The streets are full of officers, transport-waggons, and stores.
The almost historical balcony of "Shepheards" is peopled with a military throng—with officers eager to go to "the front," with others awaiting "further orders." All connected with "the service" have additional importance in their own and every one's eyes just now. Wives and relations are in Cairo, as nearer the seat of war, and within earlier reach of news, though, as a matter of fact, the news of the fall of Khartoum the other day was known a day earlier in London.
Rumours and panics of defeat—repulse—surprise—are rife, and all is excitement and anxious flurry.
Colonel Swaine, C.B., Military Secretary to Lord Wolseley, came here early this morning on his way home on sick leave; he will be the first to arrive from the camp at Korti in London. He gave us some interesting particulars about the battle of Abu Klea.
Cairo strikes me as being so French in tone, with the parquet floors and the French windows, with its French population, with Parisian fashions. But after all one must disillusion oneself from the natural idea that Cairo is now English. Cairo is above all things an international metropolis.
During our week's stay there we saw most of the principal sights, but I have not the smallest intention of boring my readers with attempting any minute description (save of the Pyramids and the Dancing Dervishes) of what has been told in glowing, life-like pictures by other writers of name and fame.
Cairene Woman.
I will not write of the streets, with their motley crowd of Arabs, Copts, Syrians, Jews, Greeks, Armenians, Nubians, Cairenes proper, with their thousands of donkeys and accompanying hâmmars, handsome animals cruelly bitted and curbed, ridden alike by grave official in Turkish bags, embroidered jacket, and fez, or by Arab ladies with balloon of silk, and feet tucked up in front.
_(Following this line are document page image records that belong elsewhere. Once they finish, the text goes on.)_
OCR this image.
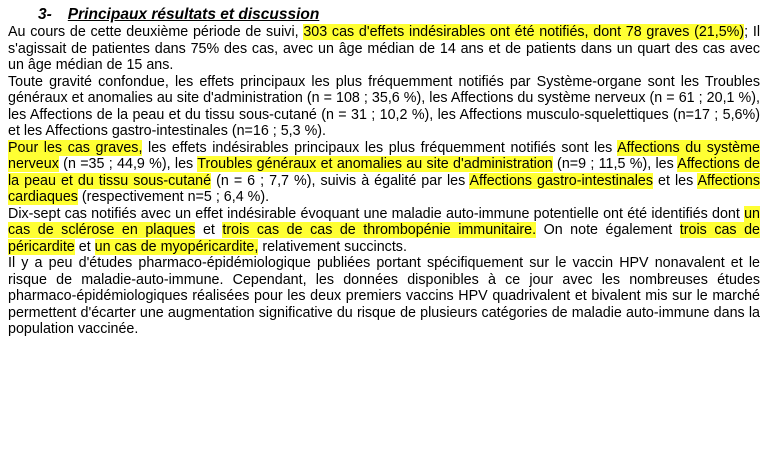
3- Principaux résultats et discussion

Au cours de cette deuxième période de suivi, 303 cas d'effets indésirables ont été notifiés, dont 78 graves (21,5%); Il s'agissait de patientes dans 75% des cas, avec un âge médian de 14 ans et de patients dans un quart des cas avec un âge médian de 15 ans.

Toute gravité confondue, les effets principaux les plus fréquemment notifiés par Système-organe sont les Troubles généraux et anomalies au site d'administration (n = 108 ; 35,6 %), les Affections du système nerveux (n = 61 ; 20,1 %), les Affections de la peau et du tissu sous-cutané (n = 31 ; 10,2 %), les Affections musculo-squelettiques (n=17 ; 5,6%) et les Affections gastro-intestinales (n=16 ; 5,3 %).

Pour les cas graves, les effets indésirables principaux les plus fréquemment notifiés sont les Affections du système nerveux (n =35 ; 44,9 %), les Troubles généraux et anomalies au site d'administration (n=9 ; 11,5 %), les Affections de la peau et du tissu sous-cutané (n = 6 ; 7,7 %), suivis à égalité par les Affections gastro-intestinales et les Affections cardiaques (respectivement n=5 ; 6,4 %).

Dix-sept cas notifiés avec un effet indésirable évoquant une maladie auto-immune potentielle ont été identifiés dont un cas de sclérose en plaques et trois cas de cas de thrombopénie immunitaire. On note également trois cas de péricardite et un cas de myopéricardite, relativement succincts.

Il y a peu d'études pharmaco-épidémiologique publiées portant spécifiquement sur le vaccin HPV nonavalent et le risque de maladie-auto-immune. Cependant, les données disponibles à ce jour avec les nombreuses études pharmaco-épidémiologiques réalisées pour les deux premiers vaccins HPV quadrivalent et bivalent mis sur le marché permettent d'écarter une augmentation significative du risque de plusieurs catégories de maladie auto-immune dans la population vaccinée.
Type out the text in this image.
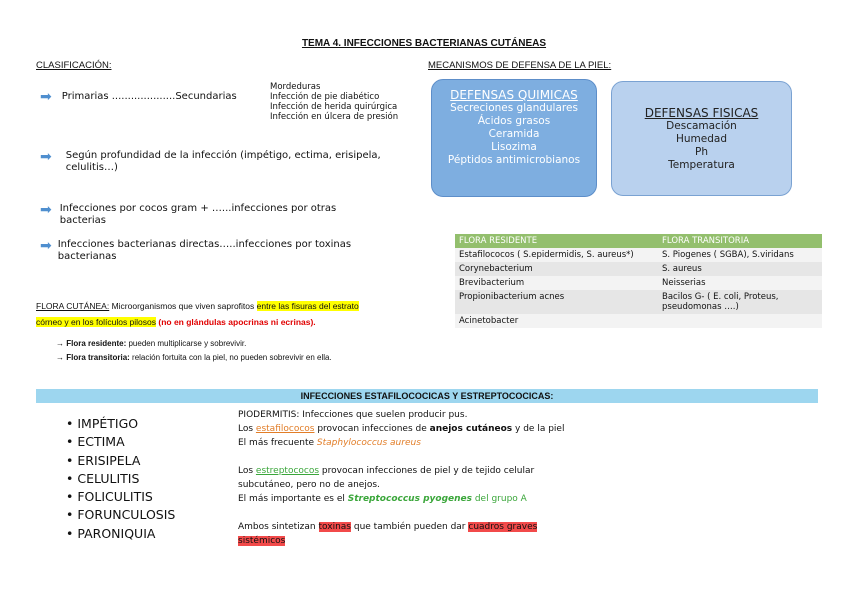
TEMA 4. INFECCIONES BACTERIANAS CUTÁNEAS
CLASIFICACIÓN:
➡ Primarias ....................Secundarias
Mordeduras
Infección de pie diabético
Infección de herida quirúrgica
Infección en úlcera de presión
➡ Según profundidad de la infección (impétigo, ectima, erisipela, celulitis…)
➡ Infecciones por cocos gram + …...infecciones por otras bacterias
➡ Infecciones bacterianas directas…..infecciones por toxinas bacterianas
MECANISMOS DE DEFENSA DE LA PIEL:
DEFENSAS QUIMICAS
Secreciones glandulares
Ácidos grasos
Ceramida
Lisozima
Péptidos antimicrobianos
DEFENSAS FISICAS
Descamación
Humedad
Ph
Temperatura
FLORA RESIDENTE	FLORA TRANSITORIA
Estafilococos ( S.epidermidis, S. aureus*)	S. Piogenes ( SGBA), S.viridans
Corynebacterium	S. aureus
Brevibacterium	Neisserias
Propionibacterium acnes	Bacilos G- ( E. coli, Proteus, pseudomonas ….)
Acinetobacter	
FLORA CUTÁNEA: Microorganismos que viven saprofitos entre las fisuras del estrato
córneo y en los folículos pilosos (no en glándulas apocrinas ni ecrinas).
→ Flora residente: pueden multiplicarse y sobrevivir.
→ Flora transitoria: relación fortuita con la piel, no pueden sobrevivir en ella.
INFECCIONES ESTAFILOCOCICAS Y ESTREPTOCOCICAS:
• IMPÉTIGO
• ECTIMA
• ERISIPELA
• CELULITIS
• FOLICULITIS
• FORUNCULOSIS
• PARONIQUIA
PIODERMITIS: Infecciones que suelen producir pus.
Los estafilococos provocan infecciones de anejos cutáneos y de la piel
El más frecuente Staphylococcus aureus
Los estreptococos provocan infecciones de piel y de tejido celular
subcutáneo, pero no de anejos.
El más importante es el Streptococcus pyogenes del grupo A
Ambos sintetizan toxinas que también pueden dar cuadros graves
sistémicos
Nor of the pretty street-cries, "God will make them light O! lemons," "Odours of Paradise O! flowers of Henna." Nor yet even of the bazaar, where are spread out the treasures of gold and silver of Arabia, Persia, and Syria, of Damascus and Bagdad—the Cairo Bazaar unique in the world. It is terrible to see the number of those afflicted with eye-diseases in Cairo, and the many blind men led about the streets, crying, "O! Awakener of Pity, O! Master," or "I am the guest of God and the Prophet;" and then the answer comes, "God will succour, or give thee succour." It makes one's heart ache, too, to see the babies with the flies—the proverbially persistent fly of Egypt—settled black on the child's eye, and with no attempt being made to brush them away, causing the eye to close by a process too frightful to describe. The children are always sucking sugar-cane, and it is the sticky sweetness which causes the flies to settle so thickly on their cheeks.